Below is my list of the top 15 things I believe developers should do as a matter of course to tune performance when coding. These are the low hanging fruit of SQL Server performance – they are easy to do and often have a substantial impact. Doing these won’t guarantee lightening fast performance, but it won’t be slow either.
- Create a primary key on each table you create and unless you are really knowledgeable enough to figure out a better plan, make it the clustered index (note that if you set the primary key in Enterprise Manager it will cluster it by default).
- Create an index on any column that is a foreign key. If you know it will be unique, set the flag to force the index to be unique.
- Don’t index anything else (yet).
- Unless you need a different behaviour, always owner qualify your objects when you reference them in TSQL. Use dbo.sysdatabases instead of just sysdatabases.
- Use set nocount on at the top of each stored procedure (and set nocount off) at the bottom.
- Think hard about locking. If you’re not writing banking software, would it matter that you take a chance on a dirty read? You can use the NOLOCK hint, but it’s often easier to use SET TRANSACTION ISOLATION LEVEL READ UNCOMMITTED at the top of the procedure, then reset to READ COMMITTED at the bottom.

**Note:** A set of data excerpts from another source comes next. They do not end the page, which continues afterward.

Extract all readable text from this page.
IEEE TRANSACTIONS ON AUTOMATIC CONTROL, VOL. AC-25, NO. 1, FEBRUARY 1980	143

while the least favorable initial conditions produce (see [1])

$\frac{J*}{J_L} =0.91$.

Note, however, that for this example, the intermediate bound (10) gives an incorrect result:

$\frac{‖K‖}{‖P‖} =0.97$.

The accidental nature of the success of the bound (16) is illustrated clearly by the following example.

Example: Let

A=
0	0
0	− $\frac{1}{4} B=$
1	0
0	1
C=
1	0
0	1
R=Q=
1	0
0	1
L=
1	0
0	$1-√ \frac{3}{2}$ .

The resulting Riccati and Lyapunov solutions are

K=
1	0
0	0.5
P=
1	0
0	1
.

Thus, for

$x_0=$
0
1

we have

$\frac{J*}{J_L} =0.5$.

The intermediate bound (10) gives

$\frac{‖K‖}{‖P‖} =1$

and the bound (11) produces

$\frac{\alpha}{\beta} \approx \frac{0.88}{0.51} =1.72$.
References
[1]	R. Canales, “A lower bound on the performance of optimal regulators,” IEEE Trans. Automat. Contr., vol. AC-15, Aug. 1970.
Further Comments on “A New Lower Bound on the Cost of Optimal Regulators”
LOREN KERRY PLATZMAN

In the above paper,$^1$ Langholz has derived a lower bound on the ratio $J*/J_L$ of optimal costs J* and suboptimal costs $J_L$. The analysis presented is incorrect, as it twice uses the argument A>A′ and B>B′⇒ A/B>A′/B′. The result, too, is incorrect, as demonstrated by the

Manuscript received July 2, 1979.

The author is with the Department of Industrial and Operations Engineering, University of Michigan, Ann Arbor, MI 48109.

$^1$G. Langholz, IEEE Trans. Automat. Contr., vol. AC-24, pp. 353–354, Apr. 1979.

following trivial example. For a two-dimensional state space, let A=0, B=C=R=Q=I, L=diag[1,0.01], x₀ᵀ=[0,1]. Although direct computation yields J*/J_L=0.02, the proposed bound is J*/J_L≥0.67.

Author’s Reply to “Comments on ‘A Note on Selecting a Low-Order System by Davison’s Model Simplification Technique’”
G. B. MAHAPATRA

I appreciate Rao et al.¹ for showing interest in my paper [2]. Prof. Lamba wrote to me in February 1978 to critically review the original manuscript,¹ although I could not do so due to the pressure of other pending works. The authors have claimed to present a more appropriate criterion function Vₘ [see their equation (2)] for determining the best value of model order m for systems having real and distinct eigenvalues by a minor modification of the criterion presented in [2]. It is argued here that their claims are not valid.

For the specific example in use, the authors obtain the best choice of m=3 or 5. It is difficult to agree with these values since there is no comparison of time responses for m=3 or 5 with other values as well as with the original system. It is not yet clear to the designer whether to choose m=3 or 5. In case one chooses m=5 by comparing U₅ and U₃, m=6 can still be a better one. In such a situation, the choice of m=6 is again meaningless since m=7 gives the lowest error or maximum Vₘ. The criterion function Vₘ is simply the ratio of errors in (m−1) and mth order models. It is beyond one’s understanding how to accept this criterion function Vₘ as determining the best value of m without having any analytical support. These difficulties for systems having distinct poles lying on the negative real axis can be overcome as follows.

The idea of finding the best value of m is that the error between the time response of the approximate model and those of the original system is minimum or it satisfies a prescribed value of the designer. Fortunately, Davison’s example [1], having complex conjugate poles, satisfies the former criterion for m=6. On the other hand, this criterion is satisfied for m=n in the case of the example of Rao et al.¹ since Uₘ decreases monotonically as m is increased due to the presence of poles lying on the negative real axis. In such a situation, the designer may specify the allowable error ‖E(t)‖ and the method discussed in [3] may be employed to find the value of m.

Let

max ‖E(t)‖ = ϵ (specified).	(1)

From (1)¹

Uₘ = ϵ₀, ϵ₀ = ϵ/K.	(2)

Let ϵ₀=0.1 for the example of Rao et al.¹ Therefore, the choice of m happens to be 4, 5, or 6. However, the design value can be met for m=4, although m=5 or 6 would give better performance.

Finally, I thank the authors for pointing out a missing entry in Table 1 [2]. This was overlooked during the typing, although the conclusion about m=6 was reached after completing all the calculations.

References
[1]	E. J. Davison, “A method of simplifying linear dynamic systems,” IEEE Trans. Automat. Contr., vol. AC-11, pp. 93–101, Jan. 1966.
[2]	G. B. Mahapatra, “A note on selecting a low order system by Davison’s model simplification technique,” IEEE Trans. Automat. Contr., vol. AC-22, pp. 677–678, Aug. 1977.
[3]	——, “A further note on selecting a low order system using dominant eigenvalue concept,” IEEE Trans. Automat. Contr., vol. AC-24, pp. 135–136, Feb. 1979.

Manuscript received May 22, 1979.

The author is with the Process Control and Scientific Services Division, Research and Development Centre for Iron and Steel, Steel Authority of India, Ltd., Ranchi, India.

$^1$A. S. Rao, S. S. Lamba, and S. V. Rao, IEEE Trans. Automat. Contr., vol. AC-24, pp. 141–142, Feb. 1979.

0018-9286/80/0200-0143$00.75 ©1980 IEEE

- I know you’ve heard it a million times, but only return the columns and the rows you need.
- Use transactions when appropriate, but allow zero user interaction while the transaction is in progress. I try to do all my transactions inside a stored procedure.
- Avoid temp tables as much as you can, but if you need a temp table, create it explicitly using Create Table #temp.
- Avoid NOT IN, instead use a left outer join – even though it’s often easier to visualize the NOT IN.
- If you insist on using dynamic sql (executing a concatenated string), use named parameters and sp_executesql (rather than EXEC) so you have a chance of reusing the query plan. While it’s simplistic to say that stored procedures are always the right answer, it’s also close enough that you won’t go wrong using them.
- Get in the habit of profiling your code before and after each change. While you should keep in mind the depth of the change, if you see more than a 10-15% increase in CPU, Reads, or Writes it probably needs to be reviewed.
- Look for every possible way to reduce the number of round trips to the server. Returning multiple resultsets is one way to do this.
- Avoid index and join hints.
- When you’re done coding, set Profiler to monitor statements from your machine only, then run through the application from start to finish once. Take a look at the number of reads and writes, and the number of calls to the server. See anything that looks unusual? It’s not uncommon to see calls to procedures that are no longer used, or to see duplicate calls. Impress your DBA by asking him to review those results with you
It’s all about indexing
Pretty much everyone with even a little database experience agrees that indexes are crucial for developing efficient database applications. Yet in practice, indexing gets neglected or isn’t implemented properly. Often, senior-level software engineers develop applications that lack proper indexes (see “Four steps to proper table indexing” below).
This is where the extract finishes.